Banjir yang melanda sejak Selasa malam (13 Mei 2025) akibat hujan deras dan jebolnya tanggul Sungai Patean telah menggenangi puluhan rumah warga, menyebabkan mereka kesulitan memasak dan memenuhi kebutuhan pangan.
Menanggapi kondisi tersebut, Bupati Sumenep, Achmad Fauzi Wongsojudo, yang juga menjabat sebagai Wakil Ketua Bidang Penanggulangan Bencana MUI Jatim, menyampaikan keprihatinannya. Ia menegaskan telah melakukan koordinasi dengan Baznas setempat untuk memberikan bantuan secara langsung di lokasi terdampak.
“Saya sudah berkoordinasi dengan Baznas Sumenep untuk turun langsung ke lapangan,” kata Bupati Achmad Fauzi, Rabu pagi (14/5/2025).
Ketua Baznas Sumenep, Ahmad Rahman, menjelaskan bahwa setelah menerima laporan adanya warga yang membutuhkan bantuan makanan, tim Baznas langsung bergerak cepat mengantarkan nasi bungkus ke lokasi banjir.
“Alhamdulillah, Baznas bisa menyalurkan bantuan secepatnya berupa nasi bungkus karena memang warga minta segera ada bantuan makanan. Mereka tidak bisa memasak karena rumah tergenang air,” ujar Ahmad Rahman.
Berdasarkan pendataan tim gerak cepat Baznas Sumenep, banjir telah berdampak pada sekitar 130 warga. Mereka tersebar di dua desa, yaitu Desa Patean di Kecamatan Batuan sebanyak 30 Kepala Keluarga atau sekitar 100 jiwa, serta Desa Nambakor di Kecamatan Saronggi yang terdampak sekitar 30 warga.

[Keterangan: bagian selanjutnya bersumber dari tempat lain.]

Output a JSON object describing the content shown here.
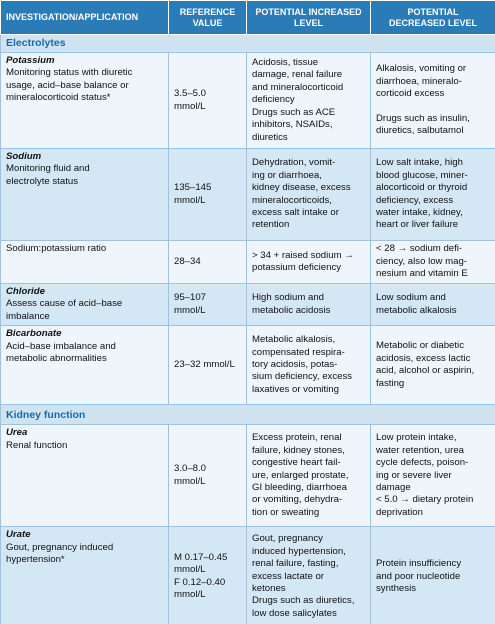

“Ada sekitar 130 warga tersebar di Desa Patean dan Nambakor Kecamatan Saronggi, kami berikan bantuan makanan,”tambahnya.
MUI Jatim melalui Bidang Penanggulangan Bencana dan Baznas Sumenep masih terus berkoordinasi dengan BPBD Kabupaten Sumenep untuk memantau perkembangan dan memperbarui data jumlah warga terdampak, terutama di wilayah aliran sungai dari Kebonagung menuju Desa Muangan, Kecamatan Saronggi.
Warga yang menerima bantuan pun menyampaikan rasa syukur dan terima kasih atas perhatian dan kepedulian yang diberikan. Bantuan makanan tersebut sangat membantu mereka di tengah kondisi darurat akibat banjir yang belum surut sepenuhnya.